It’s been several decades since scientists noticed the U-shaped relationship between diet and body size observed in modern land mammals: if you align mammals on a plant-to-protein gradient you’ll find that herbivores and carnivores (on the far left and right, respectively) tend to be much larger than omnivores and insectivores.
Now, we know that this relationship is more widespread than previously thought. According to a new study, it’s instead nearly universal across 24,00 vertebrate species – including mammals, birds, reptiles, and saltwater fish.
The pattern also holds consistently across global ecosystems, from rainforests to deserts, and even dates back to at least 66 million years ago.
But the researchers suggests that that human-related extinctions of the largest herbivores and carnivores are disrupting this U-curve – what appears to be a fundamental feature of past and present ecosystems – with potentially unpredictable consequences for the future.
What causes this relationship between diet and body size?
It’s due to the intertwined influences of diet and body size.
A species’ diet determines how much energy it consumes, which in turn helps drive growth and dictates its size. But that size can also limit the quality and quantity of food available to the species, even as it simultaneously sets thresholds for what’s needed to survive.
“You can be as big as your food will allow you to be,” says Will Gearty, a postdoctoral researcher at the University of Nebraska-Lincoln (UNL) in the US, and co-author of the study published in Nature Ecology & Evolution. “At the same time, you’re often as big as you need to be to catch and process your food.
“So there’s an evolutionary interplay there.”
The international and interdisciplinary team of scientists compiled diet and body size data for an impressive number of modern surviving species: 5,033 mammals, 8,991 birds, 7,356 reptiles and 2,795 fishes.
For the first time, they found that the U-shape pattern between diet and body size held for almost all species, but was absent in marine mammals and seabirds, probably due to the unique demands of living in water.

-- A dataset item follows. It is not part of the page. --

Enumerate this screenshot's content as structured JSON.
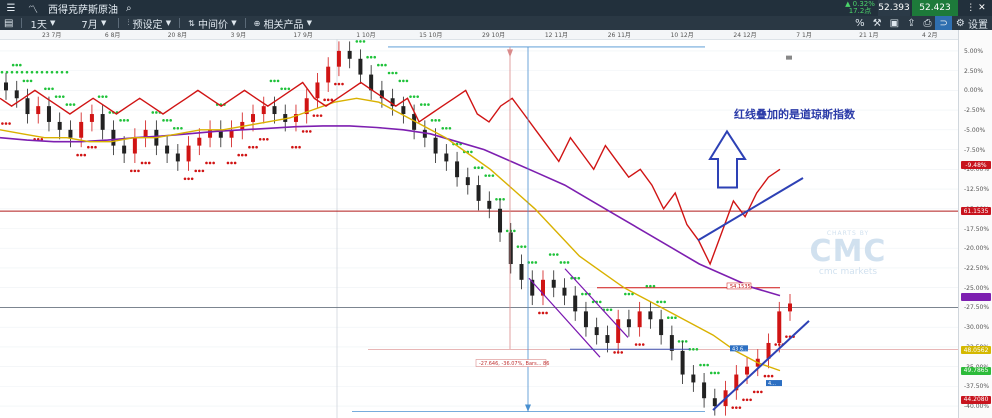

“Showing that this exists across all these different groups does suggest that it is something fundamental about how vertebrates acquire energy, how they interact with one another, and how they coexist,” says co-author Kate Lyons, assistant professor of biological sciences at UNL.
The shape of things to come
The researchers were also interested in how long this U-shaped relationship between diet and body size has persisted, so they analysed fossil records from 5,427 mammal species – some of which date as far back as the Early Cretaceous Period 145–100 million years ago – and found that the pattern stretches back at least 66 million years.
But the U-curve has begun to noticeably flatten, as the average size of mammalian herbivores has decreased by roughly 100 times, and carnivores by 10 times, since the emergence of Neanderthals and Homo sapiens over the past few hundred thousand years.
Looking to the future, the research team projects that there’s a greater than 50% chance that multiple large- and medium-sized mammals – including the tiger and Javan rhinoceros, both of which count humans as their only predators – will go extinct within the next 200 years.
This doesn’t bode well, as those predicted extinctions would only exacerbate the disruption of the U-curve and have unpredictable consequences for wildlife and humans.
“It’s certainly possible that as we take some of these animals off the top (of the U-curve), and as we collapse some of these ranges of body sizes, that we’re altering the way the energy is divvied up,” Gearty says. “That could perhaps have fundamental repercussions for the environment and ecosystem as a whole.”